If that experience proved anything, it was that closing parks and monuments is indisputably unpopular. And despite having previously threatened a shutdown, Trump seems to understand that Americans could be quick to blame him for any federal closures they don’t like.

A day before the 2013 shutdown, Trump told Fox News that “problems start from the top.” When people look back decades later, he said, they’re “going to be talking about the president of the United States — who was the president at that time?”

Similarly, Zinke — who oversees an agency that employs more than 70,000 people and manages 500 million acres of land, including the 59 national parks — has spoken about the important role those parks play in how Americans view the federal government.
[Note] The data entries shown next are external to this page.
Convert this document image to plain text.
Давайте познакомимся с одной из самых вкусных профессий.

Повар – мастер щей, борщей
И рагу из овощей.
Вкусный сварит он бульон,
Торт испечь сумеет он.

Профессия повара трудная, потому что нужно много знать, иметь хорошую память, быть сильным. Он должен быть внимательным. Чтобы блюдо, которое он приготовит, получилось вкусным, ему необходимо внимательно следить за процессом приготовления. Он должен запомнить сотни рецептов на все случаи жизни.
In a speech to agency staff on his second day as secretary, Zinke called the parks “the face” of the Interior Department.

“For a lot of the millions of people who visit our parks every year, you’re the face,” he said. “So your uniforms, showing up every day, your professionalism, is how most of America views our department. And that’s an enormous responsibility.”
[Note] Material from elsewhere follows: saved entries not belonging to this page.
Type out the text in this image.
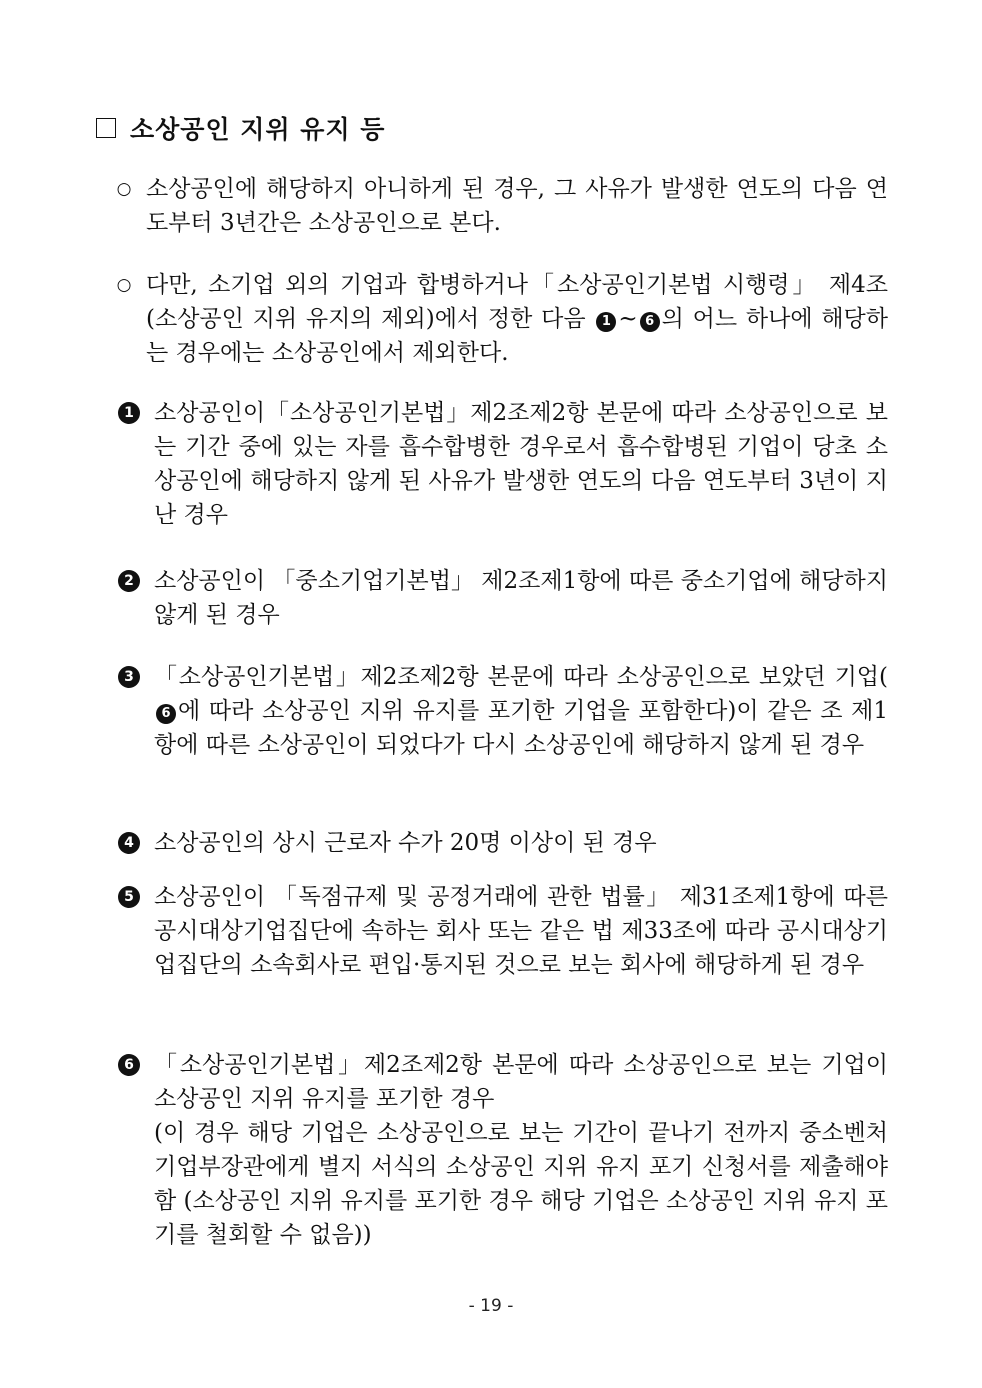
소상공인 지위 유지 등
○ 소상공인에 해당하지 아니하게 된 경우, 그 사유가 발생한 연도의 다음 연도부터 3년간은 소상공인으로 본다.
○ 다만, 소기업 외의 기업과 합병하거나「소상공인기본법 시행령」 제4조(소상공인 지위 유지의 제외)에서 정한 다음 1 ~ 6 의 어느 하나에 해당하는 경우에는 소상공인에서 제외한다.
1 소상공인이「소상공인기본법」제2조제2항 본문에 따라 소상공인으로 보는 기간 중에 있는 자를 흡수합병한 경우로서 흡수합병된 기업이 당초 소상공인에 해당하지 않게 된 사유가 발생한 연도의 다음 연도부터 3년이 지난 경우
2 소상공인이 「중소기업기본법」 제2조제1항에 따른 중소기업에 해당하지 않게 된 경우
3 「소상공인기본법」제2조제2항 본문에 따라 소상공인으로 보았던 기업(6 에 따라 소상공인 지위 유지를 포기한 기업을 포함한다)이 같은 조 제1항에 따른 소상공인이 되었다가 다시 소상공인에 해당하지 않게 된 경우
4 소상공인의 상시 근로자 수가 20명 이상이 된 경우
5 소상공인이 「독점규제 및 공정거래에 관한 법률」 제31조제1항에 따른 공시대상기업집단에 속하는 회사 또는 같은 법 제33조에 따라 공시대상기업집단의 소속회사로 편입·통지된 것으로 보는 회사에 해당하게 된 경우
6 「소상공인기본법」제2조제2항 본문에 따라 소상공인으로 보는 기업이 소상공인 지위 유지를 포기한 경우
(이 경우 해당 기업은 소상공인으로 보는 기간이 끝나기 전까지 중소벤처기업부장관에게 별지 서식의 소상공인 지위 유지 포기 신청서를 제출해야 함 (소상공인 지위 유지를 포기한 경우 해당 기업은 소상공인 지위 유지 포기를 철회할 수 없음))
- 19 -
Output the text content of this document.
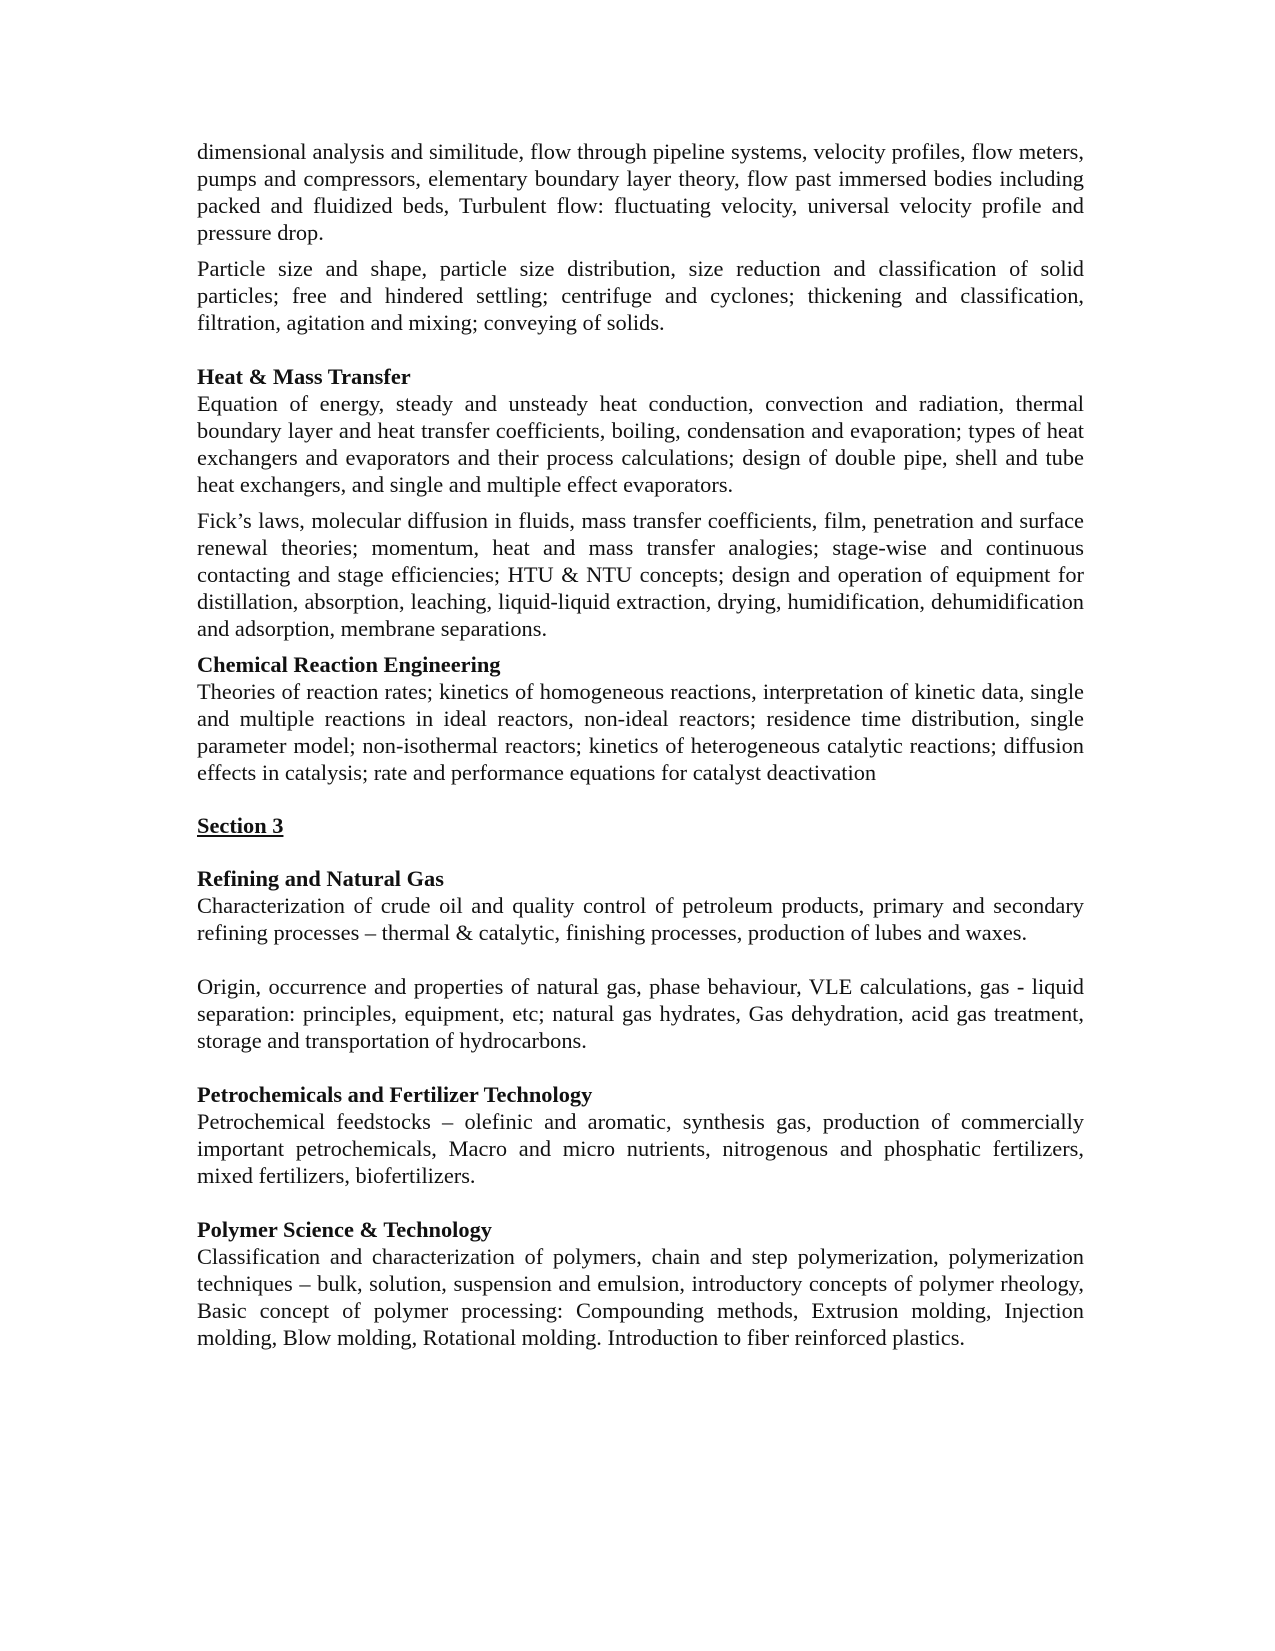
dimensional analysis and similitude, flow through pipeline systems, velocity profiles, flow meters, pumps and compressors, elementary boundary layer theory, flow past immersed bodies including packed and fluidized beds, Turbulent flow: fluctuating velocity, universal velocity profile and pressure drop.

Particle size and shape, particle size distribution, size reduction and classification of solid particles; free and hindered settling; centrifuge and cyclones; thickening and classification, filtration, agitation and mixing; conveying of solids.

Heat & Mass Transfer

Equation of energy, steady and unsteady heat conduction, convection and radiation, thermal boundary layer and heat transfer coefficients, boiling, condensation and evaporation; types of heat exchangers and evaporators and their process calculations; design of double pipe, shell and tube heat exchangers, and single and multiple effect evaporators.

Fick’s laws, molecular diffusion in fluids, mass transfer coefficients, film, penetration and surface renewal theories; momentum, heat and mass transfer analogies; stage-wise and continuous contacting and stage efficiencies; HTU & NTU concepts; design and operation of equipment for distillation, absorption, leaching, liquid-liquid extraction, drying, humidification, dehumidification and adsorption, membrane separations.

Chemical Reaction Engineering

Theories of reaction rates; kinetics of homogeneous reactions, interpretation of kinetic data, single and multiple reactions in ideal reactors, non-ideal reactors; residence time distribution, single parameter model; non-isothermal reactors; kinetics of heterogeneous catalytic reactions; diffusion effects in catalysis; rate and performance equations for catalyst deactivation

Section 3
Refining and Natural Gas

Characterization of crude oil and quality control of petroleum products, primary and secondary refining processes – thermal & catalytic, finishing processes, production of lubes and waxes.

Origin, occurrence and properties of natural gas, phase behaviour, VLE calculations, gas - liquid separation: principles, equipment, etc; natural gas hydrates, Gas dehydration, acid gas treatment, storage and transportation of hydrocarbons.

Petrochemicals and Fertilizer Technology

Petrochemical feedstocks – olefinic and aromatic, synthesis gas, production of commercially important petrochemicals, Macro and micro nutrients, nitrogenous and phosphatic fertilizers, mixed fertilizers, biofertilizers.

Polymer Science & Technology

Classification and characterization of polymers, chain and step polymerization, polymerization techniques – bulk, solution, suspension and emulsion, introductory concepts of polymer rheology, Basic concept of polymer processing: Compounding methods, Extrusion molding, Injection molding, Blow molding, Rotational molding. Introduction to fiber reinforced plastics.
With the Republican-controlled Congress proving unable to fund the government by midnight Friday, visitors to U.S. parks, monuments and memorials are expected to face bare-bones operations — open access without those welcoming uniformed professionals.

Interior spokeswoman Heather Swift said in a statement Thursday that those public places would “remain as accessible as possible” in the event of a shutdown.

“The American public and especially our veterans who come to our nation’s capital should find war memorials and open-air parks open to the public,” she said. “Additionally, many of our national parks, refuges, and other public lands will still try to allow limited access wherever possible.”

But former Interior officials warned that the administration’s attempt to save face could backfire.

“With this new direction — where some things are open, some things are not, some things are going to be maintained, some things are not — and you’re asking them to figure this out on the fly in 24 hours,” Jarvis said. “That’s where it’s going to be a great deal of chaos.”

Sally Jewell, who served as secretary of the interior during the 2013 shutdown, told The Atlantic that clearly the administration is trying to “reduce the heat,” but it’s “naive” to think that a few police officers can protect these sites.

“It’s not realistic,” she said, “and I think it’s a lack of understanding of the roles that so many people play in the parks and, frankly, what [roles] volunteers play in the parks as well.”

And Kate Kelly, public lands director at the Center for American Progress and an Interior official during the Obama administration, accused Zinke of “using the national parks as pawns in some political game.”

“The National Park Service’s mission shouldn’t be held together by duct tape and bailing wire in order to lessen the public’s blowback on the party that controls Congress and the White House,” she said in an email.

As the head of the park service during the 2013 shutdown, Jarvis recalls facing a lot of the criticism. He remembers the deluge of media articles about parks being closed, the local economic suffering, the angry tourists, the weddings that had to be relocated.

“It’s painful,” he said. “The park service hates to do this stuff. We love to have the public come and see us.”

But that doesn’t justify keeping these sites open without proper staffing and services, he warned. Jarvis compared the plan to ordering the Smithsonian to close its doors but bring its collection outside for everyone to see.

“It’s not like these areas are impervious to impact, to vandalism, to terrorism attacks, to damage,” he said.

CORRECTION: A previous version of this story incorrectly stated that Republicans controlled both chambers of Congress in 2013. Only the House of Representatives had a Republican majority.